Le slogan lui rappela une phrase de son grand-père :
« Dans la vie, faut travailler dur, même si ça ne sert à rien. »
La boucle était bouclée.
À 8h47, pile, une femme aux yeux brillants et au sourire inoxydable l’appela :
— Bonjour Stéphane ! Moi c’est Hortense, Directrice du Bonheur et de la Croissance Personnelle. Ici, on n’a pas de salariés : on a des Talents.
Elle insista sur le mot comme s’il brillait en néon.
— Et moi, je suis quoi, alors ? demanda Stéphane.
— Toi, tu es un Potentiel. Et crois-moi, on adore les Potentiels.
Ils entrèrent dans une salle de réunion où un vidéoprojecteur affichait :
“Bienvenue Stéphane : Ose. Ris. Crois. Meurs.”
— C’est notre devise provisoire, expliqua Hortense. On la change tous les mois. Ça prouve qu’on est agiles.
Stéphane eut un ricanement nerveux.
— Vous changez même le mot “crois” ?
— Non. La croyance, c’est notre socle. On change surtout le verbe “mourir”. On a testé “grandir”, “vendre”, “servir”. Mais “mourir” donne plus d’énergie, tu ne trouves pas ?
Stéphane ne savait pas quoi répondre. Il pensa que Kafka aurait adoré ce moment, puis se dit que non : même Kafka aurait trouvé ça un peu lourd.
La réunion d’accueil commença à 9h01.
On expliqua à Stéphane ce qu’était un KPI : une sorte de thermomètre de performance.
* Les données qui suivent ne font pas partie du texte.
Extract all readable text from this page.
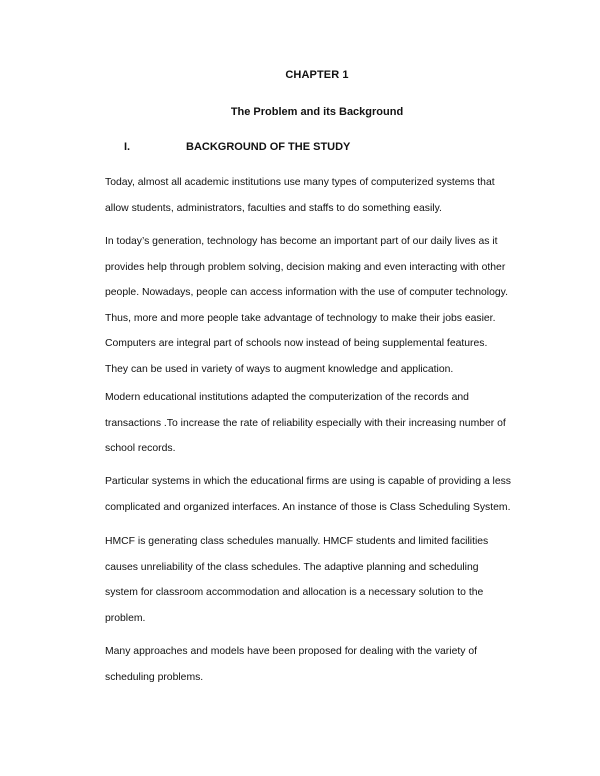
CHAPTER 1
The Problem and its Background
I.	BACKGROUND OF THE STUDY

Today, almost all academic institutions use many types of computerized systems that
allow students, administrators, faculties and staffs to do something easily.

In today’s generation, technology has become an important part of our daily lives as it
provides help through problem solving, decision making and even interacting with other
people. Nowadays, people can access information with the use of computer technology.
Thus, more and more people take advantage of technology to make their jobs easier.
Computers are integral part of schools now instead of being supplemental features.
They can be used in variety of ways to augment knowledge and application.

Modern educational institutions adapted the computerization of the records and
transactions .To increase the rate of reliability especially with their increasing number of
school records.

Particular systems in which the educational firms are using is capable of providing a less
complicated and organized interfaces. An instance of those is Class Scheduling System.

HMCF is generating class schedules manually. HMCF students and limited facilities
causes unreliability of the class schedules. The adaptive planning and scheduling
system for classroom accommodation and allocation is a necessary solution to the
problem.

Many approaches and models have been proposed for dealing with the variety of
scheduling problems.
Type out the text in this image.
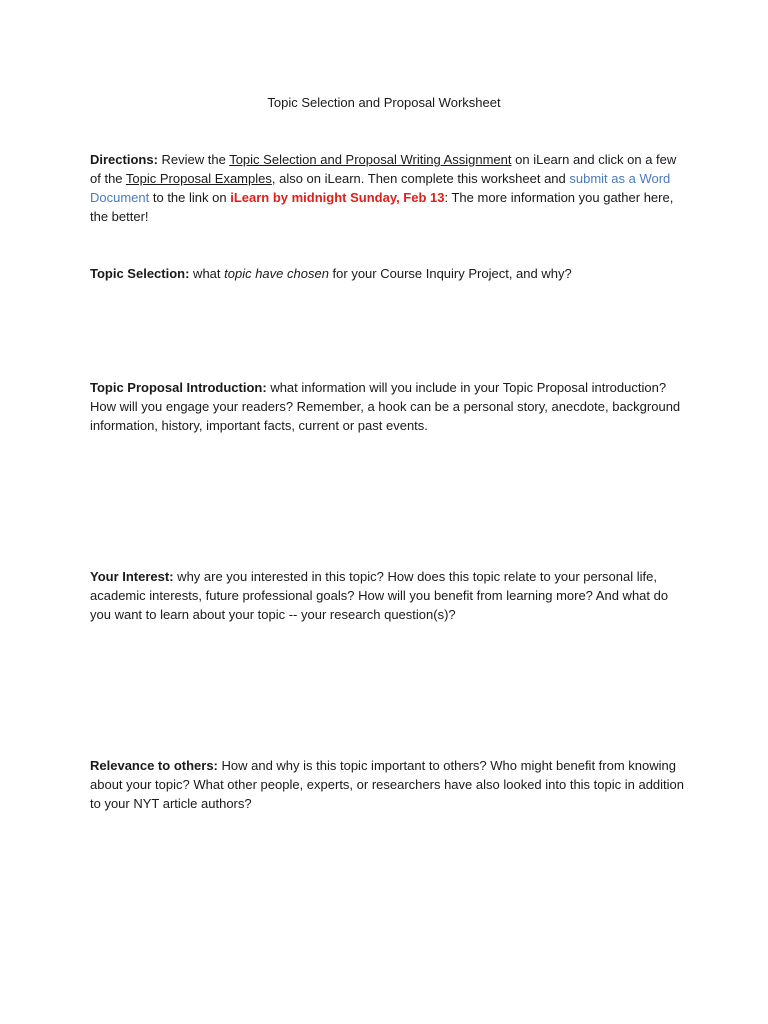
Topic Selection and Proposal Worksheet
Directions: Review the Topic Selection and Proposal Writing Assignment on iLearn and click on a few of the Topic Proposal Examples, also on iLearn. Then complete this worksheet and submit as a Word Document to the link on iLearn by midnight Sunday, Feb 13: The more information you gather here, the better!
Topic Selection: what topic have chosen for your Course Inquiry Project, and why?
Topic Proposal Introduction: what information will you include in your Topic Proposal introduction? How will you engage your readers? Remember, a hook can be a personal story, anecdote, background information, history, important facts, current or past events.
Your Interest: why are you interested in this topic? How does this topic relate to your personal life, academic interests, future professional goals? How will you benefit from learning more? And what do you want to learn about your topic -- your research question(s)?
Relevance to others: How and why is this topic important to others? Who might benefit from knowing about your topic? What other people, experts, or researchers have also looked into this topic in addition to your NYT article authors?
Mais comme personne n’avait jamais vu le mercure, on se contentait de secouer le thermomètre en espérant que ça monte.
— Ici, poursuivit le manager, on mesure l’engagement.
— Comment ? demanda Stéphane.
— Simple. On envoie un questionnaire aux employés tous les trimestres : “Êtes-vous heureux de travailler ici ?” avec trois cases : Oui, Oui, Oui.
Tout le monde éclata de rire. Un rire mécanique, presque militaire. Stéphane tenta de suivre.
Un PowerPoint se lança. 68 diapositives. Graphiques, flèches, pyramides, photos de jeunes gens qui lèvent les bras sur des plages désertes.
— Vous voyez, dit le consultant, le bonheur est une courbe ascendante.
— Jusqu’à où ? osa demander Stéphane.
— Jusqu’à l’infini scalable.
Un silence solennel accueillit ce terme. On aurait dit une prière.
À midi, Stéphane reçut son premier mail. Objet :
URGENT – Questionnaire de satisfaction sur la réunion d’intégration
Il cliqua. 42 questions, dont la plupart étaient identiques :
- “Êtes-vous satisfait de l’accueil reçu ce matin ?”
- “Êtes-vous extrêmement satisfait de l’accueil reçu ce matin ?”
- “Dans quelle mesure votre satisfaction de l’accueil ce matin peut-elle inspirer d’autres à être satisfaits ?”
Stéphane soupira.
Il comprit soudain que sa vie allait désormais tenir dans une boîte aux lettres électronique.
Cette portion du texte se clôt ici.